Transfer of recent advances in deep reinforcement learning to real-world
applications is hindered by high data demands and thus low efficiency and
scalability.
Through independent improvements of components such as replay buffers or
more stable learning algorithms, and through massively distributed systems,
training time could be reduced from several days to several hours for standard
benchmark tasks.
However, while rewards in simulated environments are well-defined and easy
to compute, reward evaluation becomes the bottleneck in many real-world
environments, e.g., in molecular optimization tasks, where computationally
demanding simulations or even experiments are required to evaluate
states and to quantify rewards.
When ground-truth evaluations become orders of magnitude more expensive than
in research scenarios, direct transfer of recent advances would require massive amounts
of scale, just for evaluating rewards rather than training the models.

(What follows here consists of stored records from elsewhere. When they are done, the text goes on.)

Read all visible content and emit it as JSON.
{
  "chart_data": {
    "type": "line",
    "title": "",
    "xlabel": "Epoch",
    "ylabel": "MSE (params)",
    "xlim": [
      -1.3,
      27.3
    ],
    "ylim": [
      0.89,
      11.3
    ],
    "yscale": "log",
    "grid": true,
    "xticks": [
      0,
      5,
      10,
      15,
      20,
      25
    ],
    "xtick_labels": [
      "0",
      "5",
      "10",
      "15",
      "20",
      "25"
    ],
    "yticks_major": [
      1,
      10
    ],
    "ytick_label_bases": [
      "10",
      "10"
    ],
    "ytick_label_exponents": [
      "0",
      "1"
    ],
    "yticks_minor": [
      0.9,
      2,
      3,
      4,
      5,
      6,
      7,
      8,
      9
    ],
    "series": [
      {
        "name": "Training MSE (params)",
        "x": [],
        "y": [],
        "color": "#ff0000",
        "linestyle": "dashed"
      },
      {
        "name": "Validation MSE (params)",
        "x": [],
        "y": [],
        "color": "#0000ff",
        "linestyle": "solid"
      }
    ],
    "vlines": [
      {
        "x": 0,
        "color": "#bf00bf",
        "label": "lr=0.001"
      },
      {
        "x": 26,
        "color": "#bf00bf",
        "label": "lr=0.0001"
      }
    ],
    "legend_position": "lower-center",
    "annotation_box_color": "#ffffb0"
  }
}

We propose to alleviate this problem by replacing costly ground-truth
rewards with rewards modeled by neural networks, counteracting
non-stationarity of state and reward distributions during training with an
active learning component.
We demonstrate that using our proposed method, it is possible to train agents
in complex real-world environments orders of magnitudes faster than would be
possible when using ground-truth rewards.
By enabling the application of reinforcement learning methods to new
domains, we show that we can find interesting and non-trivial solutions to
real-world optimization problems in chemistry, materials science and
engineering.
We demonstrate speed-up factors of 50 to 3000 when applying our approach to
challenges of molecular design and airfoil optimization.